4. Network / External Service

test("fetches from API", async () => {
  const data = await fetch("https://api.example.com/users").then(r => r.json());
  expect(data.length).toBeGreaterThan(0);
});

Problems:
- External API down or slow → fail
- Response data varies
- Rate-limited

Fixes:
- HTTP mock (nock, msw, MSW worker)
  - Real network for one integration test only, mock the rest
  - Contract tests separately verify the spec
- Explicit timeouts + explicit retries (app intent, not auto-retry)

5. Shared State / Pollution

// Module-level state
let cachedUser = null;
function getUser() { ... cachedUser = ...; }

test("A", () => { getUser(); /* pollutes cachedUser */ });
test("B", () => { /* assumes empty cache */ });  // ← fails if A ran first

Problems:
- Module-level vars, singletons, env vars, file system, ...
- One test's side effects influence another

Fixes:
- afterEach reset (clear cache, restore env, delete files)
- jest's resetModules (each test gets a fresh module instance)
- Single responsibility (each test depends only on its own setup)

Why Auto-Retry Is the Wrong Fix

// CI config
retries: 3   // flaky? retry 3 times, one pass = OK

→ Effectively "hiding" flaky tests.

Problem 1 — Erodes CI trust:
  "Failed? Just retry" becomes habit
  Real bugs are masked by retries
  → "this test fail is random" mental model
  → real fails ignored

Problem 2 — Root cause not fixed:
  Flaky root cause is often a real bug (race, leak, ...)
  Retries hide the bug; the same race hits real users in production

Problem 3 — Slow CI:
  More flaky tests → CI takes longer

→ Retry = temporary measure. Permanent use is anti-pattern.

Correct approach:
1. Quarantine the failing test (isolated group, doesn't affect main suite)
2. Find the root cause (next section)
3. Unquarantine after fix

Systematic Hunting

1. Run the Test 1000 Times

# Just the suspected test, 1000 times
jest path/to/test.spec.ts --testNamePattern "flaky one" \
  --runTestsByPath --maxWorkers=1

# 100 pass / 5 fail → 5% flaky
# Compare stack traces / logs at fail time

# Vitest also has --repeat
vitest run --repeat 100 path/to/test

2. Randomize Test Order

# jest --randomize, vitest's random seed
jest --randomize

→ Order dependencies show up as patterned failures.
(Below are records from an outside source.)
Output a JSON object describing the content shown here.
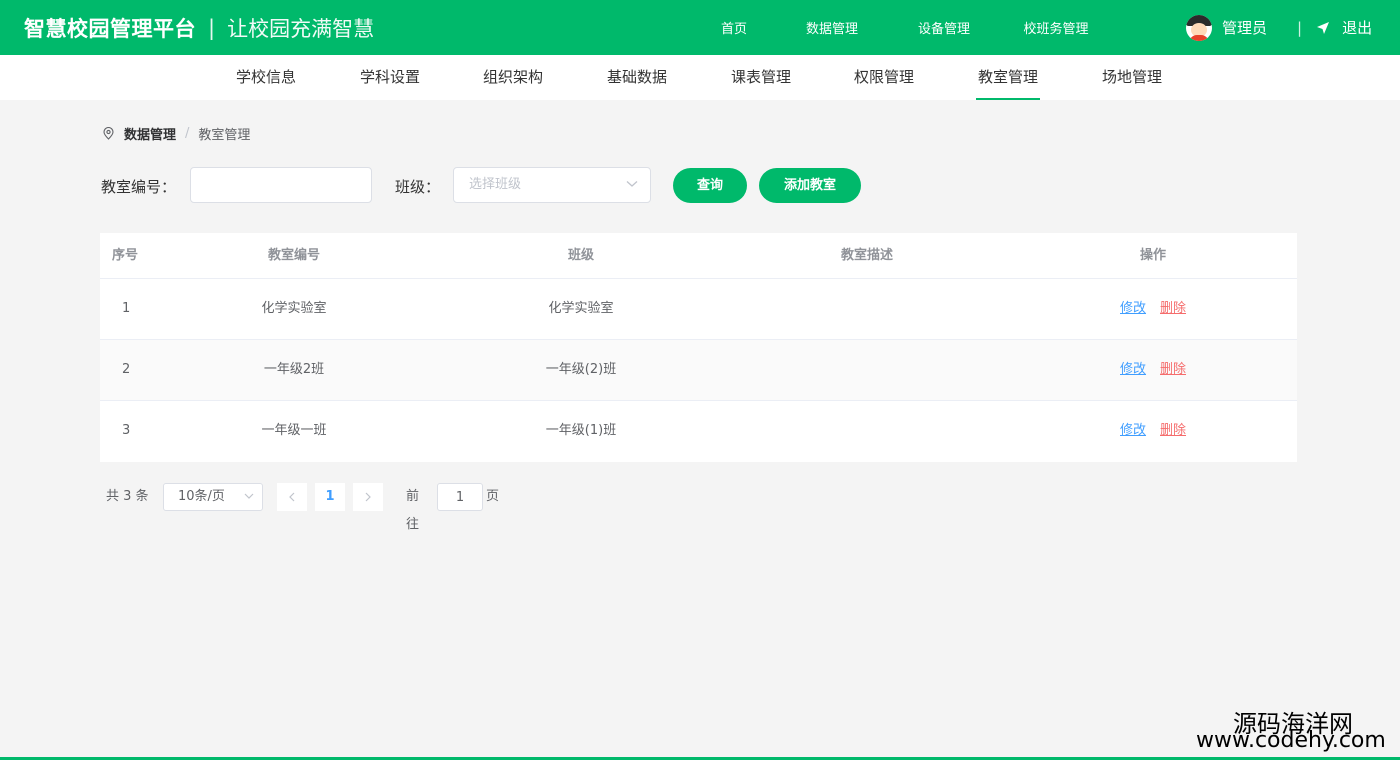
{
  "header": {
    "title": "智慧校园管理平台",
    "separator": "|",
    "slogan": "让校园充满智慧",
    "nav": [
      "首页",
      "数据管理",
      "设备管理",
      "校班务管理"
    ],
    "user_name": "管理员",
    "divider": "|",
    "logout_label": "退出",
    "accent_color": "#00b96b"
  },
  "subnav": {
    "items": [
      "学校信息",
      "学科设置",
      "组织架构",
      "基础数据",
      "课表管理",
      "权限管理",
      "教室管理",
      "场地管理"
    ],
    "active": "教室管理"
  },
  "breadcrumb": {
    "level1": "数据管理",
    "separator": "/",
    "level2": "教室管理"
  },
  "search": {
    "room_label": "教室编号：",
    "room_value": "",
    "class_label": "班级：",
    "class_placeholder": "选择班级",
    "query_button": "查询",
    "add_button": "添加教室"
  },
  "table": {
    "columns": [
      "序号",
      "教室编号",
      "班级",
      "教室描述",
      "操作"
    ],
    "rows": [
      {
        "index": "1",
        "room": "化学实验室",
        "class": "化学实验室",
        "desc": "",
        "edit": "修改",
        "delete": "删除"
      },
      {
        "index": "2",
        "room": "一年级2班",
        "class": "一年级(2)班",
        "desc": "",
        "edit": "修改",
        "delete": "删除"
      },
      {
        "index": "3",
        "room": "一年级一班",
        "class": "一年级(1)班",
        "desc": "",
        "edit": "修改",
        "delete": "删除"
      }
    ]
  },
  "pagination": {
    "total_text": "共 3 条",
    "page_size": "10条/页",
    "prev_icon": "chevron-left-icon",
    "current_page": "1",
    "next_icon": "chevron-right-icon",
    "goto_label": "前往",
    "goto_value": "1",
    "goto_suffix": "页"
  },
  "watermark": {
    "line1": "源码海洋网",
    "line2": "www.codehy.com"
  }
}
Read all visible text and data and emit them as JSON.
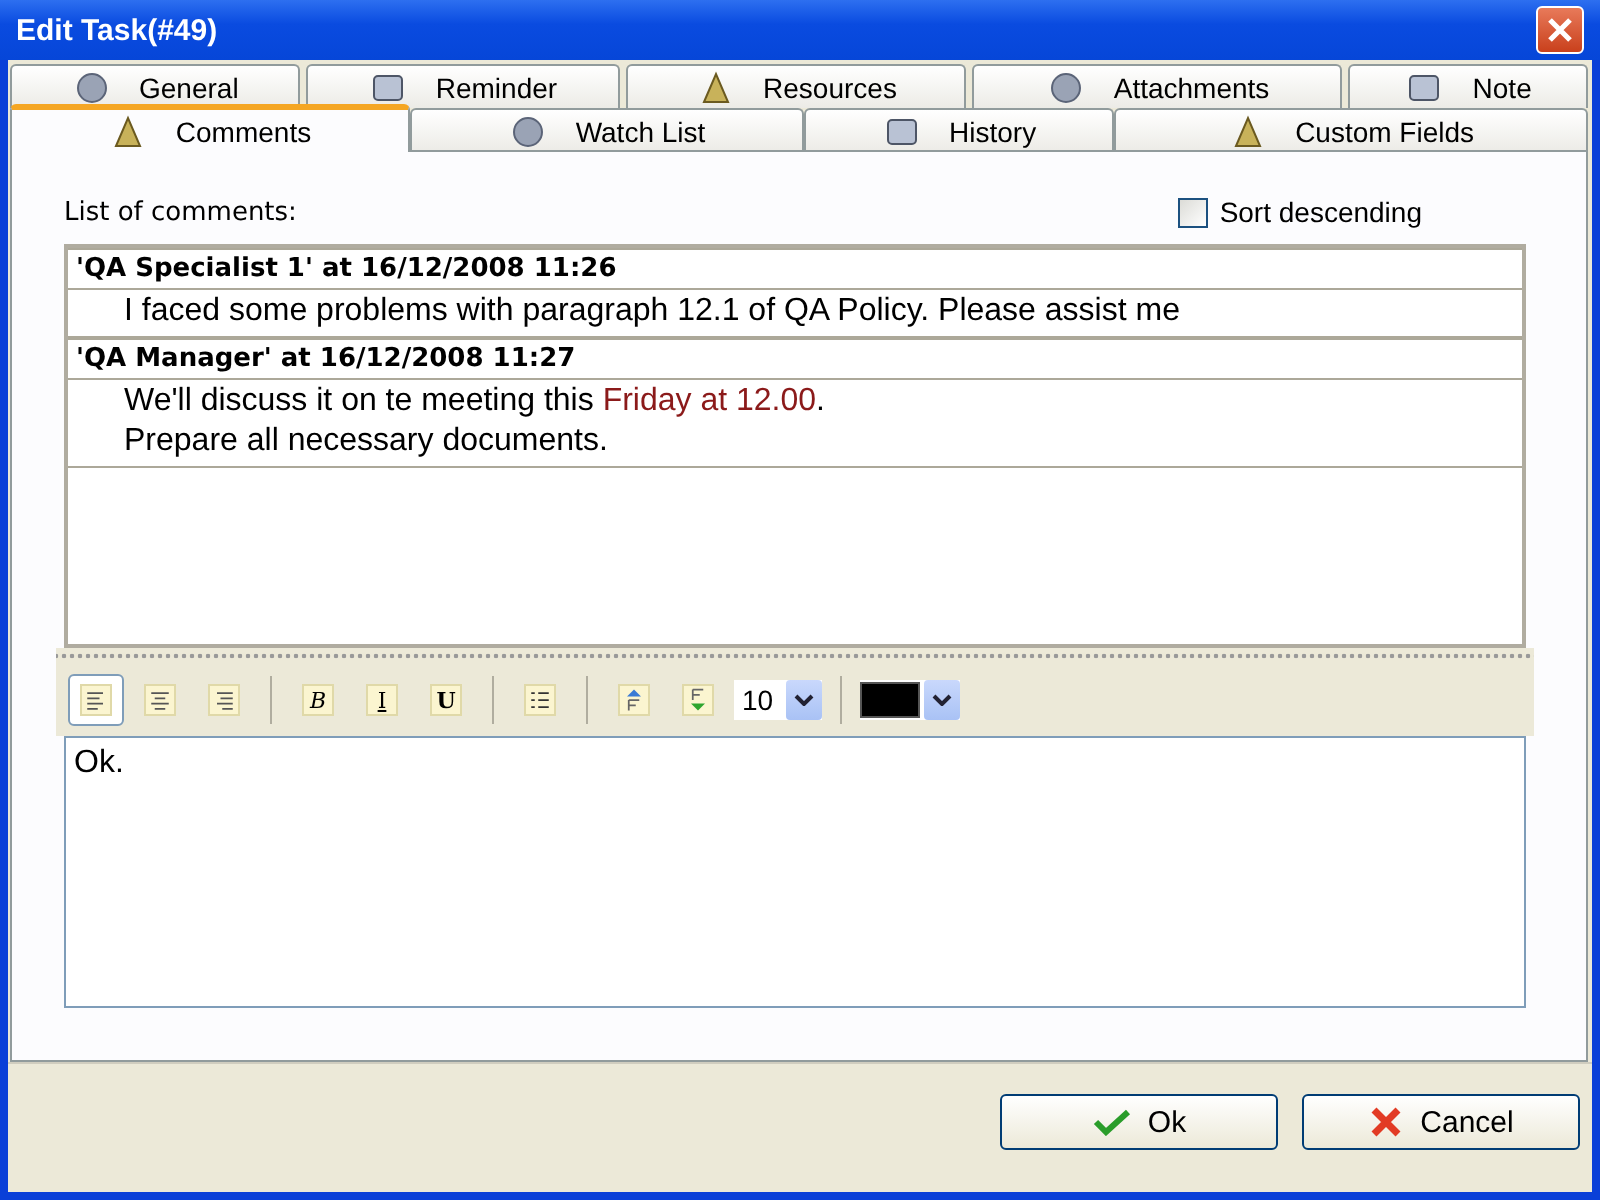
{
  "window": {
    "title": "Edit Task(#49)"
  },
  "tab_rows": [
    {
      "tabs": [
        {
          "label": "General",
          "selected": false
        },
        {
          "label": "Reminder",
          "selected": false
        },
        {
          "label": "Resources",
          "selected": false
        },
        {
          "label": "Attachments",
          "selected": false
        },
        {
          "label": "Note",
          "selected": false
        }
      ]
    },
    {
      "tabs": [
        {
          "label": "Comments",
          "selected": true
        },
        {
          "label": "Watch List",
          "selected": false
        },
        {
          "label": "History",
          "selected": false
        },
        {
          "label": "Custom Fields",
          "selected": false
        }
      ]
    }
  ],
  "comments_label": "List of comments:",
  "sort_descending": {
    "label": "Sort descending",
    "checked": false
  },
  "comments": [
    {
      "header": "'QA Specialist 1' at 16/12/2008 11:26",
      "lines": [
        [
          {
            "text": "I faced some problems with paragraph 12.1 of QA Policy. Please assist me",
            "highlight": false
          }
        ]
      ]
    },
    {
      "header": "'QA Manager' at 16/12/2008 11:27",
      "lines": [
        [
          {
            "text": "We'll discuss it on te meeting this ",
            "highlight": false
          },
          {
            "text": "Friday at 12.00",
            "highlight": true
          },
          {
            "text": ".",
            "highlight": false
          }
        ],
        [
          {
            "text": "Prepare all necessary documents.",
            "highlight": false
          }
        ]
      ]
    }
  ],
  "toolbar": [
    {
      "kind": "align-left",
      "selected": true
    },
    {
      "kind": "align-center",
      "selected": false
    },
    {
      "kind": "align-right",
      "selected": false
    },
    {
      "kind": "separator"
    },
    {
      "kind": "letter",
      "label": "B",
      "selected": false
    },
    {
      "kind": "letter",
      "label": "I",
      "selected": false
    },
    {
      "kind": "letter",
      "label": "U",
      "selected": false
    },
    {
      "kind": "separator"
    },
    {
      "kind": "bullets",
      "selected": false
    },
    {
      "kind": "separator"
    },
    {
      "kind": "move-up",
      "selected": false
    },
    {
      "kind": "move-down",
      "selected": false
    },
    {
      "kind": "font-size",
      "value": "10"
    },
    {
      "kind": "separator"
    },
    {
      "kind": "color",
      "color": "#000000"
    }
  ],
  "editor": {
    "value": "Ok."
  },
  "buttons": [
    {
      "label": "Ok",
      "kind": "ok"
    },
    {
      "label": "Cancel",
      "kind": "cancel"
    }
  ]
}
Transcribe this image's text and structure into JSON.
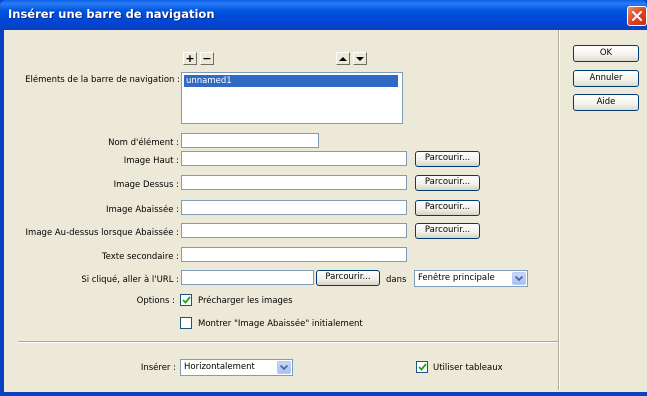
{
  "window": {
    "title": "Insérer une barre de navigation"
  },
  "nav": {
    "label": "Eléments de la barre de navigation :",
    "add_glyph": "+",
    "remove_glyph": "−",
    "items": [
      "unnamed1"
    ]
  },
  "fields": {
    "element_name_label": "Nom d'élément :",
    "image_up_label": "Image Haut :",
    "image_over_label": "Image Dessus :",
    "image_down_label": "Image Abaissée :",
    "image_over_down_label": "Image Au-dessus lorsque Abaissée :",
    "alt_text_label": "Texte secondaire :",
    "url_label": "Si cliqué, aller à l'URL :",
    "browse_label": "Parcourir...",
    "in_label": "dans",
    "target_value": "Fenêtre principale"
  },
  "options": {
    "label": "Options :",
    "preload_label": "Précharger les images",
    "preload_checked": true,
    "show_down_label": "Montrer \"Image Abaissée\" initialement",
    "show_down_checked": false
  },
  "insert": {
    "label": "Insérer :",
    "value": "Horizontalement",
    "use_tables_label": "Utiliser tableaux",
    "use_tables_checked": true
  },
  "buttons": {
    "ok": "OK",
    "cancel": "Annuler",
    "help": "Aide"
  }
}
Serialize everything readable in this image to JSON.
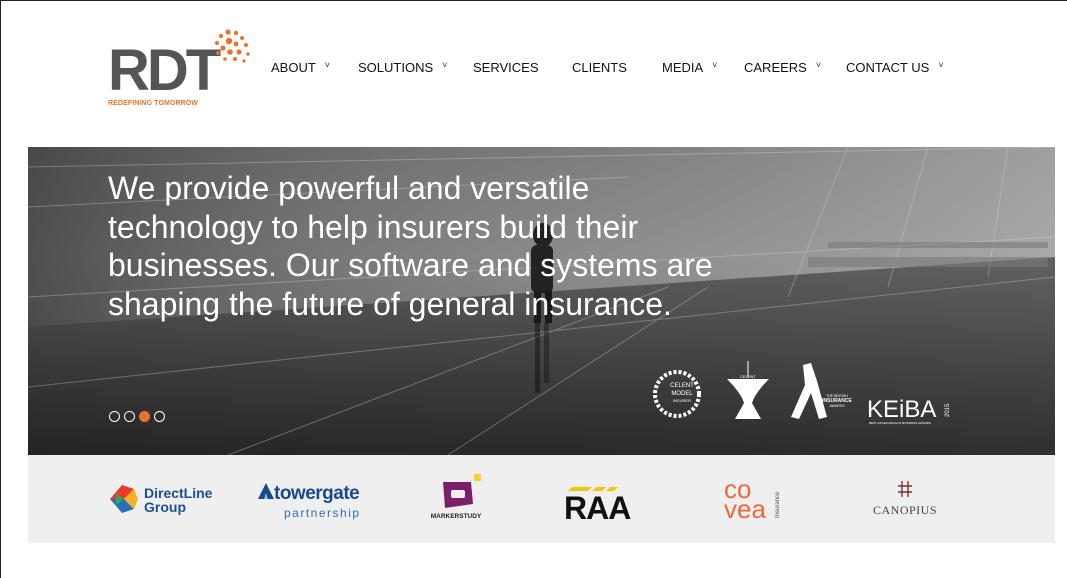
{
  "brand": {
    "logo_text": "RDT",
    "tagline": "REDEFINING TOMORROW",
    "accent_color": "#e8742c"
  },
  "nav": {
    "items": [
      {
        "label": "ABOUT",
        "dropdown": true
      },
      {
        "label": "SOLUTIONS",
        "dropdown": true
      },
      {
        "label": "SERVICES",
        "dropdown": false
      },
      {
        "label": "CLIENTS",
        "dropdown": false
      },
      {
        "label": "MEDIA",
        "dropdown": true
      },
      {
        "label": "CAREERS",
        "dropdown": true
      },
      {
        "label": "CONTACT US",
        "dropdown": true
      }
    ],
    "dropdown_glyph": "˅"
  },
  "hero": {
    "lines": [
      "We provide powerful and versatile",
      "technology to help insurers build their",
      "businesses. Our software and systems are",
      "shaping the future of general insurance."
    ],
    "slides_total": 4,
    "active_slide": 3,
    "awards": {
      "celent_model": [
        "CELENT",
        "MODEL",
        "INSURER"
      ],
      "celent_small": "CELENT",
      "british": [
        "THE BRITISH",
        "INSURANCE",
        "AWARDS"
      ],
      "keiba": "KEiBA",
      "keiba_year": "2015",
      "keiba_sub": "BEST EXCELLENCE IN BUSINESS AWARDS"
    }
  },
  "clients": {
    "directline": [
      "DirectLine",
      "Group"
    ],
    "towergate": [
      "towergate",
      "partnership"
    ],
    "markerstudy": "MARKERSTUDY",
    "raa": "RAA",
    "covea": [
      "co",
      "vea",
      "Insurance"
    ],
    "canopius": "CANOPIUS"
  }
}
Tools: jest-circus, vitest fileParallelism

3. Vary Worker Count

jest --maxWorkers=1   # serial
jest --maxWorkers=4   # 4 parallel workers

→ Failure pattern changing with maxWorkers = concurrency issue
→ Passes only with maxWorkers=1 = shared state with other tests

4. CI-Specific

Locally passes / CI fails →
- env var differences
- resource (CPU/memory) differences → timing
- network differences
- timezone (UTC vs local) differences

Reproduce CI env: docker with the same image, same env, --maxWorkers=4

Common Pitfalls

sleep to solve races — timing varies per machine, just creates new flakiness. Use waitFor / findBy*.
Ignore flaky + auto-retry — CI trust → 0 → real bugs missed → production incidents.
Shared DB — no test isolation. Use transaction rollback or schema-per-test.
Direct Math.random / Date.now usage — mock or inject.
No flakiness metrics — you don't know which test is how flaky. Dashboard the retry rate in CI.

Wrap-up

Flaky tests aren't "tests being random" but real bugs in code or tests. Retries are temporary; the real fix identifies which of the five causes and eliminates it.

Practical — dashboard CI retry rates, quarantine + open issues on flaky detection, allow at most 1 retry (silent recovery if it works, real fail if it still fails). Mock Math.random / Date.now / real network deliberately.